Stage 2 of pipeline: using id found in document1 to search second document. As well searched by income type.
2) Seperating out the documents where each has its own collection and avoiding aggregation.
querying collection1 for geospatial and using the person id's found to query collection2 for income info.
3) A third option involving polyglot database, a combination of mongodb and postigs: Query postgis for the id and then use that to search mongodb collecton. I am including this option since I believe postgis to be faster for querying geospatially than mogo but I am curious if the speed of postgis will not matter due to latency of now querying two databases.
The end goal is to pull back data based on a geospatial radius. One geospatial polygon representing area where the person lives and does business for that income.
maps to 1 relational id and each relational id maps to many sets of data. Essentially I have a many to 1 to many relationship.
Many geospatials map to 1 person which maps to many data sets.
You should generally keep collections limited to a single type of document.
Solution 1 will not work. You cannot use the aggregation pipeline the way you are describing (if I'm understanding you correctly). Also, it sounds as though you are thinking in a relational way about a solution using a non-relational database.

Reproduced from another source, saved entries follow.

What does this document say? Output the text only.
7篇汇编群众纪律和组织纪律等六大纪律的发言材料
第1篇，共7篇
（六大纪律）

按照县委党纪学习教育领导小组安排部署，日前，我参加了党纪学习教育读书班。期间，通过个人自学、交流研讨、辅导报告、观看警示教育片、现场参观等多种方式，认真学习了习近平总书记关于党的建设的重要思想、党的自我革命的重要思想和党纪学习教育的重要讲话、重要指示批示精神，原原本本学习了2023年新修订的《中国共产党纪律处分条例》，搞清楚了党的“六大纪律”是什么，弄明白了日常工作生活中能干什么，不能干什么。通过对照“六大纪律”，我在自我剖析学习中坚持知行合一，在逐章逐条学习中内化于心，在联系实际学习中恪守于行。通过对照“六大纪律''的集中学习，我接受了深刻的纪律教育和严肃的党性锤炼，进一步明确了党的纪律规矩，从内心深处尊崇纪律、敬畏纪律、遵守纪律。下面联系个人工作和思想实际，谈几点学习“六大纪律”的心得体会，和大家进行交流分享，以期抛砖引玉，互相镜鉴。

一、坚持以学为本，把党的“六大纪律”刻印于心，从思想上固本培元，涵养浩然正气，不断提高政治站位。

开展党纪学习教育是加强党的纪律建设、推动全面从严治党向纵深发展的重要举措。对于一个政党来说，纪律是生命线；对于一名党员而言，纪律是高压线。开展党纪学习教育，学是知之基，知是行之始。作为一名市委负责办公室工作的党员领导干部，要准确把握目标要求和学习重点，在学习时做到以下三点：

Solution 2 will work but it will not have optimum performance. This solution sounds even more like a relational database solution where the collections are being treated like tables.
Solution 3 will probably work but as you said it will now require two databases.
All three of these solutions are progressively pulling these two types of documents further and further away from one another. I believe the best solution for a document database like MongoDB is to embed this data. It's impossible without a real example of your documents and without a clear understanding of your application to suggest an exact solution. But in general embedding data is preferred over creating relationships between documents in MongoDB. As long as no document will ever get to be over 16MB it's worth looking into whether embedding is the right solution.